I analyzing the microbial communities in marine sponges using the MiSeq SOP. For the reference and taxonomy alignments, I have tried using both versions of the green genes reference databases - the August 2013 version (gg_13_8_99) and the May 2013 version (gg_13_5_99). The reason that I tried both is that the May version works much better for aligning my clone library 16S sequences than the August version, and I am hoping to keep my clone library and Illumina data analyses consistent.

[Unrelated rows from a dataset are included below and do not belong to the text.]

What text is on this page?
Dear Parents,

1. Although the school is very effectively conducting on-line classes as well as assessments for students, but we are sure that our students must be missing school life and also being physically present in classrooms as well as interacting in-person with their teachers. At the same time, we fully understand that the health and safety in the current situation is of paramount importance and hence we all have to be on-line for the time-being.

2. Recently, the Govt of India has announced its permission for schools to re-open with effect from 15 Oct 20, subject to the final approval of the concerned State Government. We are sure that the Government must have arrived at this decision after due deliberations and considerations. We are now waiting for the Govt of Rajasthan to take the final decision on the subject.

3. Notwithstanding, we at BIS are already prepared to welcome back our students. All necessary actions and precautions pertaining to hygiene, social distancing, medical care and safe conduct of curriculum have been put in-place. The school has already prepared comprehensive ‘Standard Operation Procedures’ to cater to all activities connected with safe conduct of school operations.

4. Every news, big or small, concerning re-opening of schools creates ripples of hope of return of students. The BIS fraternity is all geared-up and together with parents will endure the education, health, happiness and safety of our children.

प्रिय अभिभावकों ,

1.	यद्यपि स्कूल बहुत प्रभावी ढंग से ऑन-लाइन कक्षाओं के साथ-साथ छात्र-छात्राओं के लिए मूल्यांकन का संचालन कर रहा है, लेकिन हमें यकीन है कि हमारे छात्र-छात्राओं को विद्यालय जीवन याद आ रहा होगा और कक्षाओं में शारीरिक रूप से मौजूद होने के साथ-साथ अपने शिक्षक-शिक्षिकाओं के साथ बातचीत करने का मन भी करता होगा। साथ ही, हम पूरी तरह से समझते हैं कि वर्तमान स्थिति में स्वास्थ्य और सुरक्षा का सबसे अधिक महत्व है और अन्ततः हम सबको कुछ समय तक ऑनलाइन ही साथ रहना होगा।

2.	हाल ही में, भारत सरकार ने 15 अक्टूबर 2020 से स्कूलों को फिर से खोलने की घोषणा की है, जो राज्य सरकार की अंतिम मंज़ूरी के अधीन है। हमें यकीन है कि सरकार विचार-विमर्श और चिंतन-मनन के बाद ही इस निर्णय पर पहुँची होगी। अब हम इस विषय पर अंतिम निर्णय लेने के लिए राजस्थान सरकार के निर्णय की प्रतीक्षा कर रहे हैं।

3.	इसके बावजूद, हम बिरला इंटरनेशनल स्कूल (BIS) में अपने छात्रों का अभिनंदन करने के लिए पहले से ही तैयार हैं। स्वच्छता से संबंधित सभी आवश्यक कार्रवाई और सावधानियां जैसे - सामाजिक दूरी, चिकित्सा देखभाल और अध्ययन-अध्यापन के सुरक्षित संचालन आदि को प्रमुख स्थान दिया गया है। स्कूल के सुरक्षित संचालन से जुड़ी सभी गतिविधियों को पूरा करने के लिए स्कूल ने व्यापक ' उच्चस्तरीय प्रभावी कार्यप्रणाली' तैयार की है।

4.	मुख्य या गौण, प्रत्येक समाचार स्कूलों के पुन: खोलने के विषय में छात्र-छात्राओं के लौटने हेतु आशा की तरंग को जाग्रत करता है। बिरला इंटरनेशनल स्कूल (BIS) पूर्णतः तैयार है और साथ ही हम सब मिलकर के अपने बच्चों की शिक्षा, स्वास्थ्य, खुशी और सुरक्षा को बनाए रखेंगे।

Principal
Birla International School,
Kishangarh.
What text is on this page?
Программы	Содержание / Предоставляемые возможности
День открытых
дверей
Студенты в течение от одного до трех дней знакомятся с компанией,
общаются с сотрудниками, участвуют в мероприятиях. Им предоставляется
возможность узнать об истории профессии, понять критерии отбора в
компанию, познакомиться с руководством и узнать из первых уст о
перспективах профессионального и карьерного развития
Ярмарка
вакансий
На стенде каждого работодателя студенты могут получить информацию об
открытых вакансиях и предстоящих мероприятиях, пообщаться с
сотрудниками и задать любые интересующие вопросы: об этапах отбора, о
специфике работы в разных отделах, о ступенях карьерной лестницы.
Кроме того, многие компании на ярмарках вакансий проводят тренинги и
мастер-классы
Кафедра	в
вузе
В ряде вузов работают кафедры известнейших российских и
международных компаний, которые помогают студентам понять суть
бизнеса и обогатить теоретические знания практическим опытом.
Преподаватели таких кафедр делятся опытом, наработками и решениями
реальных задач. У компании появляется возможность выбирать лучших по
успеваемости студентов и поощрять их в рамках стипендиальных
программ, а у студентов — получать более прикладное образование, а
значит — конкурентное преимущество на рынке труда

On the website, it says that both green genes versions have 202,421 bacterial and archaeal sequences, and I am wondering what is different between the two versions. After processing my Illumina data using both green genes reference databases, I am finding some differences in the ways that sequences are aligned and classified. For example, sequences classified in the phylum Deferribacteres were much more abundant (there were 2,067 sequences) when I used the gg_13_5_99 alignment and taxonomy. When I ran the same data with the gg_13_8_99 database, there were only 6 total sequences classified as Deferribacteres.

I would appreciate any insight into the differences between these two versions of the green genes database, published only a few months apart. Thanks!!

That’s probably a typo. The numbers are likely a bit different.

Also, I would never recommend using greengenes to align sequences. We only recommend aligning sequences using the silva reference. For classifying, greengenes would be appropriate.